One of the biggest challenges for creative writing graduate students who are also TAs is time management. Depending on class size and the number of courses you'll be assigned to teach, you could be grading twenty to fifty papers every few weeks. That's a lot of time spent reading, let alone grading. TAs also are usually required to hold office hours, which are more time spent away from your own creative endeavors. From the beginning, work to develop a schedule for grading papers. Get a sense of your own rhythm and endurance: How many papers can you read before you begin to glaze over? What is your best reading time? What is your best writing time? Once you have a sense of this, make a schedule that is most productive for your working style and be vigilant about sticking to it. While grading takes time and energy, so does worrying about the huge pile of papers you've let build up on your coffee table.

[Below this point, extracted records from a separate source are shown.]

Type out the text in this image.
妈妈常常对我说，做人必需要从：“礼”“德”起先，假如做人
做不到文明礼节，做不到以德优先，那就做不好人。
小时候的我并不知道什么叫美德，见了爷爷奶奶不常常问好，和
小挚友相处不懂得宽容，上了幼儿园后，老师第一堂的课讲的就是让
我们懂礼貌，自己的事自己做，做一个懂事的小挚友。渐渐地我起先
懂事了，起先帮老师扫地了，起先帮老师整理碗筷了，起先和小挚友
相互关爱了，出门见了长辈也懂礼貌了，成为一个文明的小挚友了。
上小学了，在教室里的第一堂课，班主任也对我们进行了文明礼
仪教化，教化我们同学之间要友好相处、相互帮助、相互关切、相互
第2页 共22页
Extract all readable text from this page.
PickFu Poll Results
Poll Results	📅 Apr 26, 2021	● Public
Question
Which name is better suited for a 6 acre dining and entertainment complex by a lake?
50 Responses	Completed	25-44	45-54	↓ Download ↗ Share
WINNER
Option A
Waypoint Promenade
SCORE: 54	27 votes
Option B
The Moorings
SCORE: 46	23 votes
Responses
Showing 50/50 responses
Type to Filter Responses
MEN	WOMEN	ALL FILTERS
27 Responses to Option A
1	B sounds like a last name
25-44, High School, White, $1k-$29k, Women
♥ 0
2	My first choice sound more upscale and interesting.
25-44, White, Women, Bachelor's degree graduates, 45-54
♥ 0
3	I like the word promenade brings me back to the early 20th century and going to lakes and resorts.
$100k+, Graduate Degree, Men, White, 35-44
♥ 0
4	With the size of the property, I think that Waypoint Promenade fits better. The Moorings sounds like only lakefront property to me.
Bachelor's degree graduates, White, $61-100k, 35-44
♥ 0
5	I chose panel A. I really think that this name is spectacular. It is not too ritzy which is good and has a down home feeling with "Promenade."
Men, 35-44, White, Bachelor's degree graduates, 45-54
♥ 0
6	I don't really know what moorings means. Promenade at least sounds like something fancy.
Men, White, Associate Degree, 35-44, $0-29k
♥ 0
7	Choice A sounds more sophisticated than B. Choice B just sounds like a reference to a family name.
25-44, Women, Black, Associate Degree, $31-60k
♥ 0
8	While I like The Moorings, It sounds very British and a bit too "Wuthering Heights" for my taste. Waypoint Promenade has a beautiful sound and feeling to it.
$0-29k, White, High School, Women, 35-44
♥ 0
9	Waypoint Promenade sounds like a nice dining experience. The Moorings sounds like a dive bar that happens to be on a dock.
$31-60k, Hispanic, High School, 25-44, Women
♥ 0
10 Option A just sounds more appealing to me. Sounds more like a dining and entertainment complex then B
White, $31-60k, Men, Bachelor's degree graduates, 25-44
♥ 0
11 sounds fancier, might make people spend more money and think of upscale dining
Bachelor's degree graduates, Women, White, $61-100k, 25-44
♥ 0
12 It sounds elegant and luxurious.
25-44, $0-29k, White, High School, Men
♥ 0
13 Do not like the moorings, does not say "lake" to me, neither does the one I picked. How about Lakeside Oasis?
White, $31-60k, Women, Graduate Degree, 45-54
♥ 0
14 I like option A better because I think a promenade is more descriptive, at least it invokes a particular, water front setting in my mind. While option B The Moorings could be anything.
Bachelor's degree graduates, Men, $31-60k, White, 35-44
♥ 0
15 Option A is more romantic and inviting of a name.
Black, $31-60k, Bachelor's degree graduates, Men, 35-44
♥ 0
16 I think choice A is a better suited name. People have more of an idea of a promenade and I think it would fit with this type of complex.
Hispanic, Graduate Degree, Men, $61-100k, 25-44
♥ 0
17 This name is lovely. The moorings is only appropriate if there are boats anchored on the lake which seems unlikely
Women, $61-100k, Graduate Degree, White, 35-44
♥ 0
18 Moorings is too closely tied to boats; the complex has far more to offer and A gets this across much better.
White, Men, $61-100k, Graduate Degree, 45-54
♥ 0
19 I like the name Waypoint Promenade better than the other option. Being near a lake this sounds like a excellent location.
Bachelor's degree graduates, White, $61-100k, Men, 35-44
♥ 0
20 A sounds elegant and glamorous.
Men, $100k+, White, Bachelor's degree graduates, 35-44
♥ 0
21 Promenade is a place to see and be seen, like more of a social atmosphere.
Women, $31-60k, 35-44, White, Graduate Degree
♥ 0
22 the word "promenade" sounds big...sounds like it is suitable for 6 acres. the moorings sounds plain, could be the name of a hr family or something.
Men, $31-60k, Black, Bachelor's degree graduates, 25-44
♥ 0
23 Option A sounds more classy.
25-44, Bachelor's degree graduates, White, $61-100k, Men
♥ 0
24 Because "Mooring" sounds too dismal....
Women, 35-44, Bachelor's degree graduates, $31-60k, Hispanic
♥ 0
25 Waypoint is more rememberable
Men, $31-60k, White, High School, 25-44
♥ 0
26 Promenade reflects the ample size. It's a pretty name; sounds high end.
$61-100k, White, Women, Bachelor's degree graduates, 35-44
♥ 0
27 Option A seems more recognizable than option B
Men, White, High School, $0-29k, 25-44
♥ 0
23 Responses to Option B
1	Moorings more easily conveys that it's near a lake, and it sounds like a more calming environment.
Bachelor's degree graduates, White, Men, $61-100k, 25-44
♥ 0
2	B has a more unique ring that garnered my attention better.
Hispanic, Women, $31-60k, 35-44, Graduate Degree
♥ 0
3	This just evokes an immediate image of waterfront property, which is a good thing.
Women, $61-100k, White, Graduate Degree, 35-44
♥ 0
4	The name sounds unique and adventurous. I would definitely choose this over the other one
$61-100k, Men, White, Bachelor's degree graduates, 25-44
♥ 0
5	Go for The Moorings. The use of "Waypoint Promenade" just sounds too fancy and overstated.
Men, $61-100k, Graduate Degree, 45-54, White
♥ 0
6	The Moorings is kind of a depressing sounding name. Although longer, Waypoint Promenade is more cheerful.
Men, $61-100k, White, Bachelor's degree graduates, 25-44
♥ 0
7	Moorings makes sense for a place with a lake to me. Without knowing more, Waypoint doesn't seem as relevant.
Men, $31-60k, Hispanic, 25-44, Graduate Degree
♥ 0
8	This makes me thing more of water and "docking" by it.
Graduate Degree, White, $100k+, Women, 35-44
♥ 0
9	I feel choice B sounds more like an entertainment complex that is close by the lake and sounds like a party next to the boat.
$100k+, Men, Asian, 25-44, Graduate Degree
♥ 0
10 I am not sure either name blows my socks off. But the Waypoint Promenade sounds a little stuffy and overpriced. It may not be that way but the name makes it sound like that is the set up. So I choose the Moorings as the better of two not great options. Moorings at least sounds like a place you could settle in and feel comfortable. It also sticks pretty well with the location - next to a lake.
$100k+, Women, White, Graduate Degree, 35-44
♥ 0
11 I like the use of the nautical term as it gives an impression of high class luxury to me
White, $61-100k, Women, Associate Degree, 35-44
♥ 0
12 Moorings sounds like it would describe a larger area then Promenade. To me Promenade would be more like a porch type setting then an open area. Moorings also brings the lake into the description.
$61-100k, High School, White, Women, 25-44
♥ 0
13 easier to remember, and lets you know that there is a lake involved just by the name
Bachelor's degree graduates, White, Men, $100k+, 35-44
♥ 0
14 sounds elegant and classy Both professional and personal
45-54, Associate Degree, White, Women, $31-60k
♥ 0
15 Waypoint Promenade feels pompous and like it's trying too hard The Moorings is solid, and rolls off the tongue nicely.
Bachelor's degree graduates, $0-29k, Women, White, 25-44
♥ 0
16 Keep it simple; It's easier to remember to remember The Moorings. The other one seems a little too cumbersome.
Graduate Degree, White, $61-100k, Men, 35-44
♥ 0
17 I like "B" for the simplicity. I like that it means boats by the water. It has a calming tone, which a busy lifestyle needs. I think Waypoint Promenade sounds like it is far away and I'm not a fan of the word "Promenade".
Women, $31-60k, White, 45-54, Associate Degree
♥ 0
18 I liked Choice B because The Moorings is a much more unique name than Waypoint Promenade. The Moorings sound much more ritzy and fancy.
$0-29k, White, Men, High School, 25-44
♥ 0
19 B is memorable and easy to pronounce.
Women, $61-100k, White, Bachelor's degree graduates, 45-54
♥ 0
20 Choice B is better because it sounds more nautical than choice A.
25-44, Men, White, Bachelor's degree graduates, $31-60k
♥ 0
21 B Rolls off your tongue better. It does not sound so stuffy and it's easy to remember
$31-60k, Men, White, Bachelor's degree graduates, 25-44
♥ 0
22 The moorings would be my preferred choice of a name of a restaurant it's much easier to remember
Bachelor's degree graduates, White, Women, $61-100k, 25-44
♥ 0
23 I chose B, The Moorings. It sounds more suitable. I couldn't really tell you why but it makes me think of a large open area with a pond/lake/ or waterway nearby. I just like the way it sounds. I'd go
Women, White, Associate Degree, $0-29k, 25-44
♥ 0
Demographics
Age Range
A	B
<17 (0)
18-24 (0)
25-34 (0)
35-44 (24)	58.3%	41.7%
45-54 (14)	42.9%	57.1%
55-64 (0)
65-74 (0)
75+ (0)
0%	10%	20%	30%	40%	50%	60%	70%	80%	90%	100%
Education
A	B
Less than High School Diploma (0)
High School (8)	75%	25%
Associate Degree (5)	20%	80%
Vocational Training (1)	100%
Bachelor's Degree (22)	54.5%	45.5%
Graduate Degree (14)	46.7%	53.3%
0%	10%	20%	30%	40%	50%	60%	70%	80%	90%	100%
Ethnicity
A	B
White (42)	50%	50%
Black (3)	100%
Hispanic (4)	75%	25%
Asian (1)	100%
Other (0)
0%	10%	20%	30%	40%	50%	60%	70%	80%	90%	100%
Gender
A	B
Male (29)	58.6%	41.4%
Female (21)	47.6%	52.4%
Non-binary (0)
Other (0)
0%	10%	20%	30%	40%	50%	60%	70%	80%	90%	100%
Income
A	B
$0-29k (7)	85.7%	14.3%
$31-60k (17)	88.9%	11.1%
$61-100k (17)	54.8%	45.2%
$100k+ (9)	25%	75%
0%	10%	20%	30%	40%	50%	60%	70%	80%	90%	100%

Most programs have established methods for determining how well you're performing in the classroom. Some institute peer visits during which fellow TAs attend one or more of your classes and give you feedback on how they think you're doing. These can prepare you for formal assessments, during which a faculty member observes your class and later submits a written evaluation to the department under which your classes fall. Finally, your students usually have a chance to weigh in through end-of-semester evaluations, which are also submitted to the department. Such evaluations are usually shared with you. Take any feedback you receive seriously; there's always room for improvement. And a poor overall evaluation may threaten your receiving a reappointment for the subsequent year.
Being a TA is a serious and important responsibility. Doing it well often draws from the same energy source that feeds your own writing. So it's crucial to strive for balance between doing your best in the classroom and at your writing desk. But having teaching experience under your belt can be a tremendous boon postgraduation. If nothing else, it gives you a sense of whether teaching is a career path you want to pursue. The skills you learn along the way can also be applied to other occupations that involve leadership, the training of others, and public speaking. Perhaps most valuable, being a TA gives you the chance to help cultivate a wider appreciation for writing, and reading, in the public at large—and to build the audience for your own future contributions.